The world’s second largest fast fashion retailer entered China in 2007 with the opening of the Shanghai flagship store and has grown rapidly. It had more than 500 stores in mainland China at the start of last year, but its website currently lists only 376, including the Shanghai flagship store.
The company declined to comment, citing a blackout period before its first-half earnings report on June 29.
Although nearly a month has passed since Shanghai lifted a strict two-month lockdown, consumers have yet to return to malls in significant numbers.
Chinese consumers also retreated from their products after a letter in which H&M raised concerns about allegations of forced labor in the Xinjiang region came to light in 2021.
Other brands that have publicly disavowed Xinjiang cotton such as Zara, Nike and Inditex’s Adidas have also suffered from Chinese netizens calling for boycotts and Chinese celebrities refusing to do business with them.
But the backlash against H&M, the first overseas retailer to voice concerns, has been particularly harsh.

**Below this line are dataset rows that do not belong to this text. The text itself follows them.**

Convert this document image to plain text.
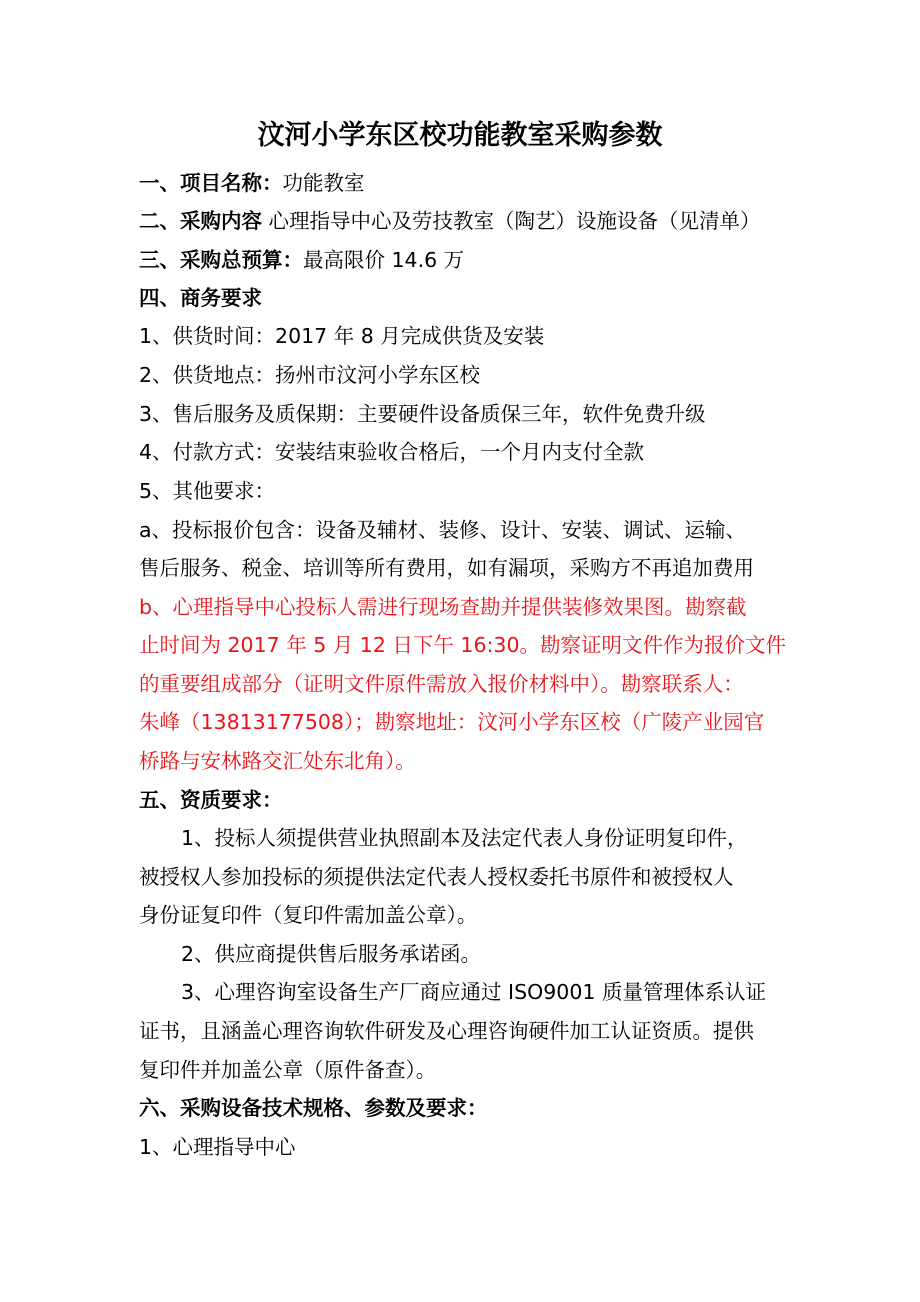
汶河小学东区校功能教室采购参数
一、项目名称：功能教室
二、采购内容 心理指导中心及劳技教室（陶艺）设施设备（见清单）
三、采购总预算：最高限价 14.6 万
四、商务要求
1、供货时间：2017 年 8 月完成供货及安装
2、供货地点：扬州市汶河小学东区校
3、售后服务及质保期：主要硬件设备质保三年，软件免费升级
4、付款方式：安装结束验收合格后，一个月内支付全款
5、其他要求：
a、投标报价包含：设备及辅材、装修、设计、安装、调试、运输、
售后服务、税金、培训等所有费用，如有漏项，采购方不再追加费用
b、心理指导中心投标人需进行现场查勘并提供装修效果图。勘察截
止时间为 2017 年 5 月 12 日下午 16:30。勘察证明文件作为报价文件
的重要组成部分（证明文件原件需放入报价材料中）。勘察联系人：
朱峰（13813177508）；勘察地址：汶河小学东区校（广陵产业园官
桥路与安林路交汇处东北角）。
五、资质要求：
1、投标人须提供营业执照副本及法定代表人身份证明复印件，
被授权人参加投标的须提供法定代表人授权委托书原件和被授权人
身份证复印件（复印件需加盖公章）。
2、供应商提供售后服务承诺函。
3、心理咨询室设备生产厂商应通过 ISO9001 质量管理体系认证
证书，且涵盖心理咨询软件研发及心理咨询硬件加工认证资质。提供
复印件并加盖公章（原件备查）。
六、采购设备技术规格、参数及要求：
1、心理指导中心
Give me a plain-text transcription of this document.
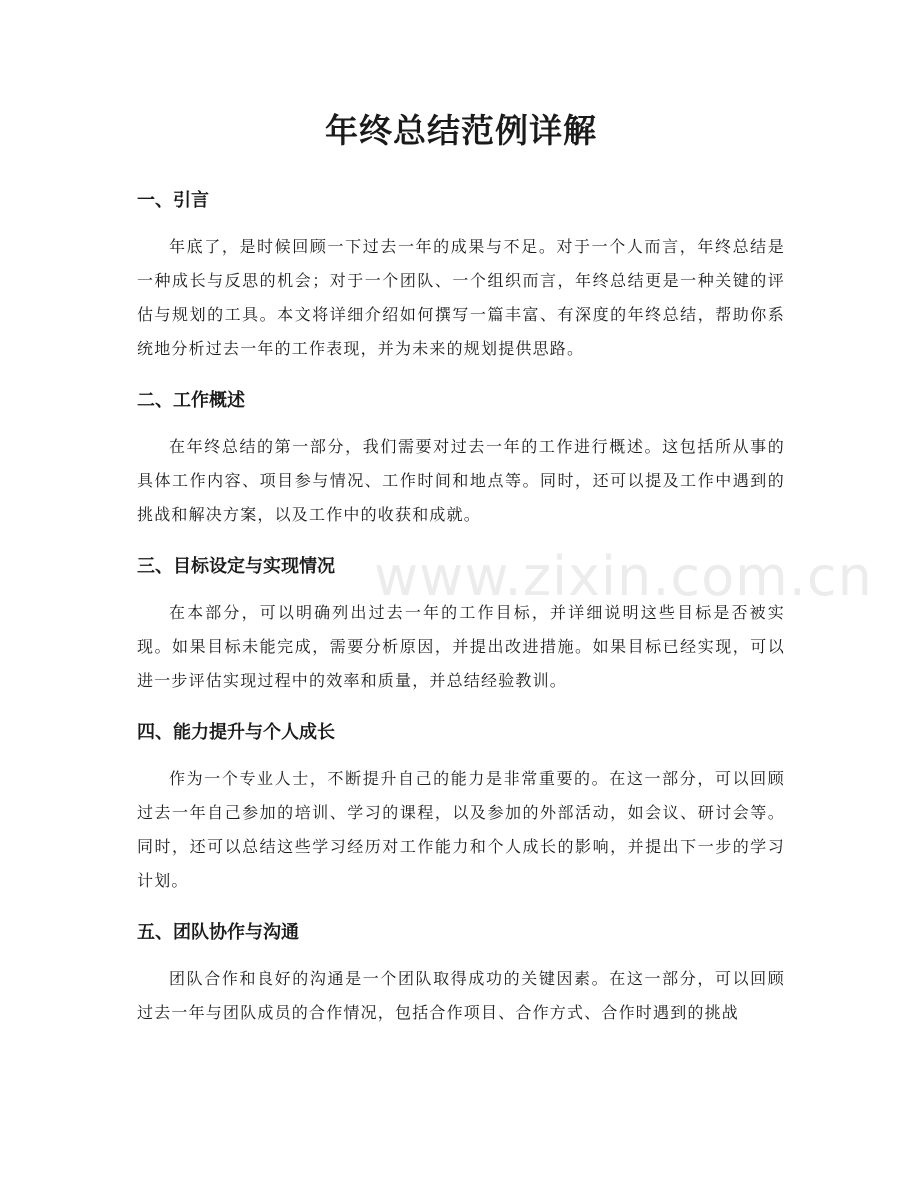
年终总结范例详解
一、引言

年底了，是时候回顾一下过去一年的成果与不足。对于一个人而言，年终总结是一种成长与反思的机会；对于一个团队、一个组织而言，年终总结更是一种关键的评估与规划的工具。本文将详细介绍如何撰写一篇丰富、有深度的年终总结，帮助你系统地分析过去一年的工作表现，并为未来的规划提供思路。

二、工作概述

在年终总结的第一部分，我们需要对过去一年的工作进行概述。这包括所从事的具体工作内容、项目参与情况、工作时间和地点等。同时，还可以提及工作中遇到的挑战和解决方案，以及工作中的收获和成就。

三、目标设定与实现情况

在本部分，可以明确列出过去一年的工作目标，并详细说明这些目标是否被实现。如果目标未能完成，需要分析原因，并提出改进措施。如果目标已经实现，可以进一步评估实现过程中的效率和质量，并总结经验教训。

四、能力提升与个人成长

作为一个专业人士，不断提升自己的能力是非常重要的。在这一部分，可以回顾过去一年自己参加的培训、学习的课程，以及参加的外部活动，如会议、研讨会等。同时，还可以总结这些学习经历对工作能力和个人成长的影响，并提出下一步的学习计划。

五、团队协作与沟通

团队合作和良好的沟通是一个团队取得成功的关键因素。在这一部分，可以回顾过去一年与团队成员的合作情况，包括合作项目、合作方式、合作时遇到的挑战

www.zixin.com.cn
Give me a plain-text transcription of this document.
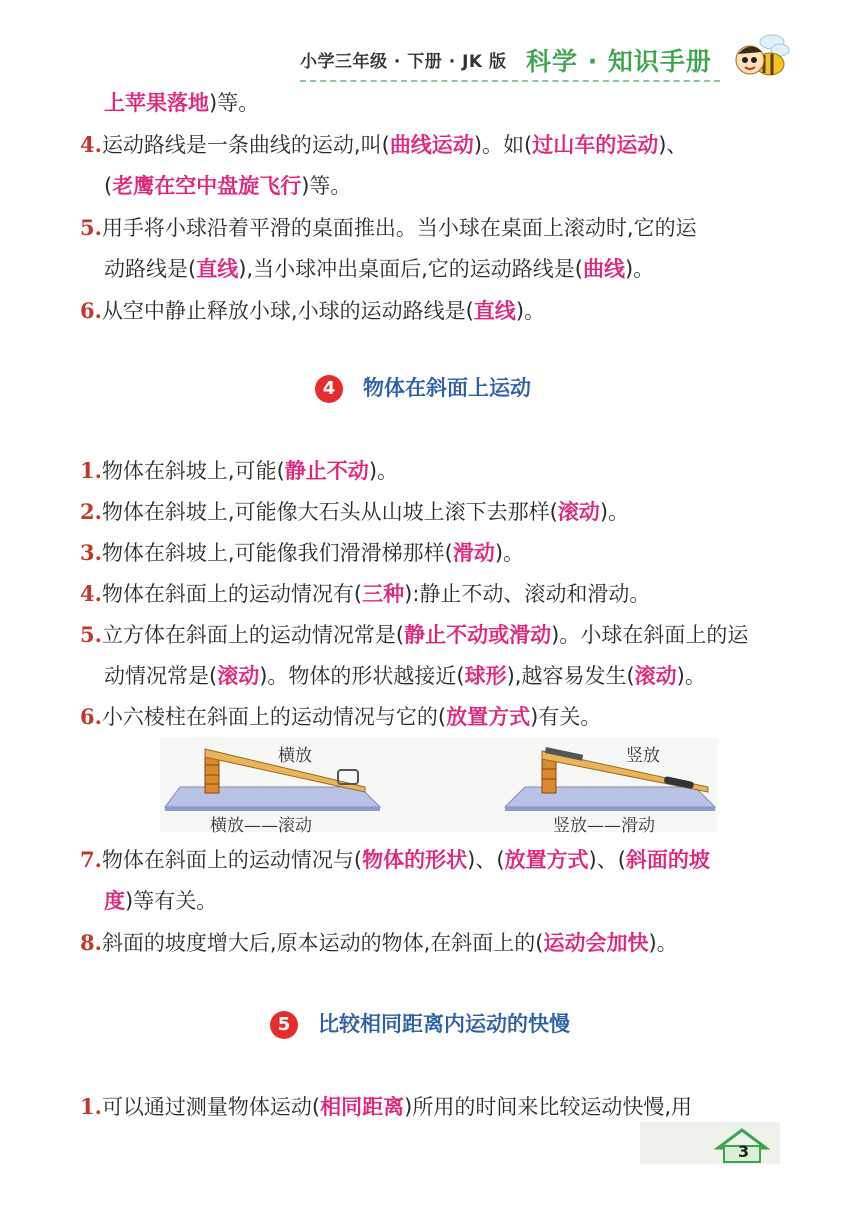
小学三年级 · 下册 · JK 版 科学 · 知识手册
上苹果落地)等。
4.运动路线是一条曲线的运动,叫(曲线运动)。如(过山车的运动)、
(老鹰在空中盘旋飞行)等。
5.用手将小球沿着平滑的桌面推出。当小球在桌面上滚动时,它的运
动路线是(直线),当小球冲出桌面后,它的运动路线是(曲线)。
6.从空中静止释放小球,小球的运动路线是(直线)。
1.物体在斜坡上,可能(静止不动)。
2.物体在斜坡上,可能像大石头从山坡上滚下去那样(滚动)。
3.物体在斜坡上,可能像我们滑滑梯那样(滑动)。
4.物体在斜面上的运动情况有(三种):静止不动、滚动和滑动。
5.立方体在斜面上的运动情况常是(静止不动或滑动)。小球在斜面上的运
动情况常是(滚动)。物体的形状越接近(球形),越容易发生(滚动)。
6.小六棱柱在斜面上的运动情况与它的(放置方式)有关。
7.物体在斜面上的运动情况与(物体的形状)、(放置方式)、(斜面的坡
度)等有关。
8.斜面的坡度增大后,原本运动的物体,在斜面上的(运动会加快)。
1.可以通过测量物体运动(相同距离)所用的时间来比较运动快慢,用
4 物体在斜面上运动
横放	竖放
横放——滚动	竖放——滑动
5 比较相同距离内运动的快慢
3
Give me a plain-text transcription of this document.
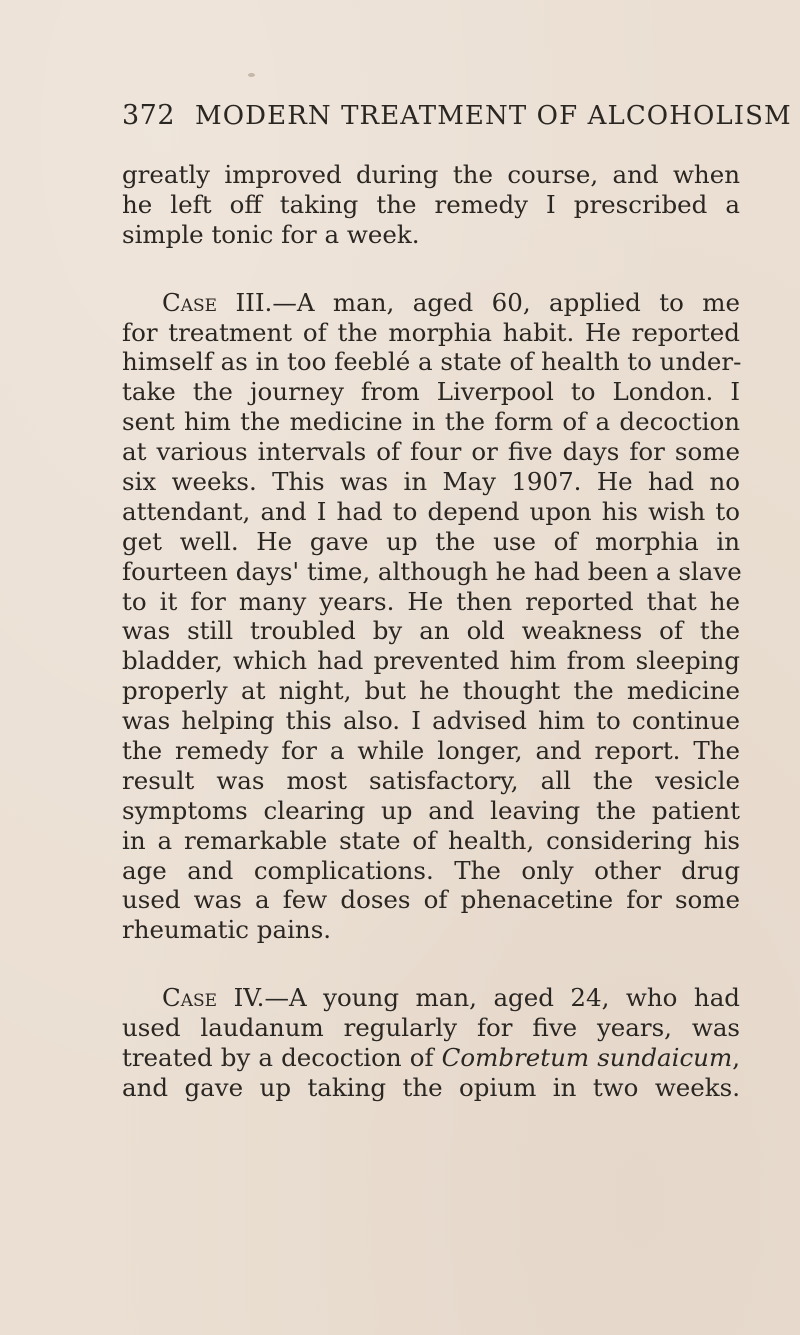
372 MODERN TREATMENT OF ALCOHOLISM
greatly improved during the course, and when
he left off taking the remedy I prescribed a
simple tonic for a week.
Case III.—A man, aged 60, applied to me
for treatment of the morphia habit. He reported
himself as in too feeblé a state of health to under-
take the journey from Liverpool to London. I
sent him the medicine in the form of a decoction
at various intervals of four or five days for some
six weeks. This was in May 1907. He had no
attendant, and I had to depend upon his wish to
get well. He gave up the use of morphia in
fourteen days' time, although he had been a slave
to it for many years. He then reported that he
was still troubled by an old weakness of the
bladder, which had prevented him from sleeping
properly at night, but he thought the medicine
was helping this also. I advised him to continue
the remedy for a while longer, and report. The
result was most satisfactory, all the vesicle
symptoms clearing up and leaving the patient
in a remarkable state of health, considering his
age and complications. The only other drug
used was a few doses of phenacetine for some
rheumatic pains.
Case IV.—A young man, aged 24, who had
used laudanum regularly for five years, was
treated by a decoction of Combretum sundaicum,
and gave up taking the opium in two weeks.
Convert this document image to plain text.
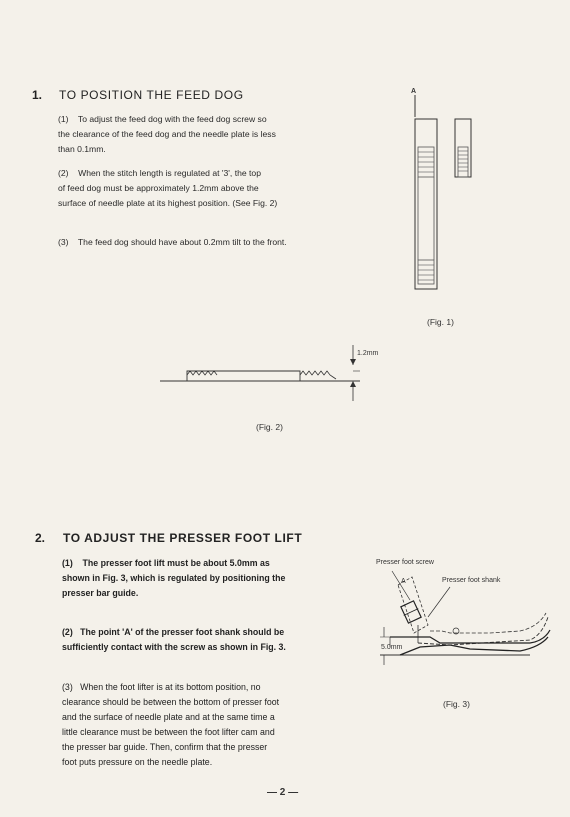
1. TO POSITION THE FEED DOG
(1) To adjust the feed dog with the feed dog screw so
the clearance of the feed dog and the needle plate is less
than 0.1mm.
(2) When the stitch length is regulated at '3', the top
of feed dog must be approximately 1.2mm above the
surface of needle plate at its highest position. (See Fig. 2)
(3) The feed dog should have about 0.2mm tilt to the front.
A
(Fig. 1)
1.2mm
(Fig. 2)
2. TO ADJUST THE PRESSER FOOT LIFT
(1) The presser foot lift must be about 5.0mm as
shown in Fig. 3, which is regulated by positioning the
presser bar guide.
(2) The point 'A' of the presser foot shank should be
sufficiently contact with the screw as shown in Fig. 3.
(3) When the foot lifter is at its bottom position, no
clearance should be between the bottom of presser foot
and the surface of needle plate and at the same time a
little clearance must be between the foot lifter cam and
the presser bar guide. Then, confirm that the presser
foot puts pressure on the needle plate.
Presser foot screw
Presser foot shank
A
5.0mm
(Fig. 3)
— 2 —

Unlike other brands, its products remain unavailable on major Chinese e-commerce sites such as Tmall and JD.com.
UN experts and rights groups estimate that more than a million people, mostly Uyghurs and other Muslim minorities, have been detained in recent years in a sprawling camp system in the western region of the country. Xinjiang in China.
Many former detainees said they were subjected to ideological training and abuse in the camps. China denies all accusations of abuse.